The second issue is how to handle tremendous volumes of machine generated data, which has to be stored, organised and analysed, potentially in real time. The IoT will require massive storage and processing capacity, which of necessity is likely to reside in the cloud unless there are specific security sensitivities. In the last few years we’ve seen storage needs grow exponentially to handle the volumes of data generated by digital images, video and multimedia, but this is orders of magnitude smaller than the volume of data we can expect the IoT to generate.

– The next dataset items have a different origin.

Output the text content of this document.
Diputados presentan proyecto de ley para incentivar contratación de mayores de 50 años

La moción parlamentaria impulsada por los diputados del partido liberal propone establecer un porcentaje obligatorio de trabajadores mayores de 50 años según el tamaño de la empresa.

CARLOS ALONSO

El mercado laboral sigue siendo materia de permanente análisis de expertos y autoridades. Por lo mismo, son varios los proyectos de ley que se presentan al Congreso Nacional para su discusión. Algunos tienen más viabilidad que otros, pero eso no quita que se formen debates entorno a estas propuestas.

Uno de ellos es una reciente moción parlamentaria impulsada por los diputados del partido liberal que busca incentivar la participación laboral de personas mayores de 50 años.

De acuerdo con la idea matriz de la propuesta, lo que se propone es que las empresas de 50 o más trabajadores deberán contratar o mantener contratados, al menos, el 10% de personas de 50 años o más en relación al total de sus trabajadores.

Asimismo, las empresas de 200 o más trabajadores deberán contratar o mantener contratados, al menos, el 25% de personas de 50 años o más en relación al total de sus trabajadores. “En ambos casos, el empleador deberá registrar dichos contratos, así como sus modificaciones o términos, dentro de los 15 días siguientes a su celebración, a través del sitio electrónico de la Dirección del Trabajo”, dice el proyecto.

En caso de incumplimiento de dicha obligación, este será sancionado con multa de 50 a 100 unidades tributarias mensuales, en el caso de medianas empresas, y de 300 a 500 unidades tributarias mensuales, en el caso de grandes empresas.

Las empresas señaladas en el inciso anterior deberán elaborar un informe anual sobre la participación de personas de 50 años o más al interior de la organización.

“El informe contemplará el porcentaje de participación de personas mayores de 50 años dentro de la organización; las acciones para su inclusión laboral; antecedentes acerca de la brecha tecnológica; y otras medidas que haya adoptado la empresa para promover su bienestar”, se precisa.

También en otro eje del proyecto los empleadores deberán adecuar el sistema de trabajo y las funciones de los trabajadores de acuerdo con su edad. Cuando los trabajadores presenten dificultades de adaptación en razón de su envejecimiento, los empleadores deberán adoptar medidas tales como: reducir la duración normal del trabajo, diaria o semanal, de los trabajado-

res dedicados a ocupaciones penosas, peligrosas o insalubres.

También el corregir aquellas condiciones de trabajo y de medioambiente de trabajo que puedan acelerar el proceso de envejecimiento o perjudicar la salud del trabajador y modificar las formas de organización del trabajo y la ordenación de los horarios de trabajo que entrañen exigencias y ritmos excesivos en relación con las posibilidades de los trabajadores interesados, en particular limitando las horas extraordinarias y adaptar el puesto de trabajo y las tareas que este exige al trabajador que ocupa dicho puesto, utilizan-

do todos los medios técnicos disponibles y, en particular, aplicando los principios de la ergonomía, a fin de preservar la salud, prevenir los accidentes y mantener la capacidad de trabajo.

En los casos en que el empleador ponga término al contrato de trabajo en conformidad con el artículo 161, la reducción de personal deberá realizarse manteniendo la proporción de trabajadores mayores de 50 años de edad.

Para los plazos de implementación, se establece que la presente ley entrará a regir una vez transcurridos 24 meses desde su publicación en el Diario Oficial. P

I believe there is no point in collecting all this data unless you are going to do something with it that adds value to your business. Frameworks such as Hadoop will help organisations develop and run software applications to store and manipulate data, but they will still need the time, resources and most importantly vision to decide what they can usefully obtain from it to generate competitive advantage for their business. Before plunging headlong into the IoT, organisations need to be sure that the benefits are worth the investment.
The final aspect of the IoT we need to consider is security, which raises many of the same issues we have already seen when implementing BYOD. Organisations will need to be extremely vigilant with every device that comes into their building or accesses their network. Can they be confident that employees setting these devices have configured them correctly and not simply left them with their default settings and passwords? As mentioned earlier, network monitoring software will need to look out for malicious traffic patterns, and data protection will become an even larger issue in both sense of the word.
So while I’m encouraged by the possibilities of the IoT, I think we all need to be realistic about the practical challenges it poses and the resource implications for businesses which are already working with tight IT budgets. Organisations need to begin by thinking about it at a strategic level to ensure that they benefit from what is potentially an exciting new era for IT.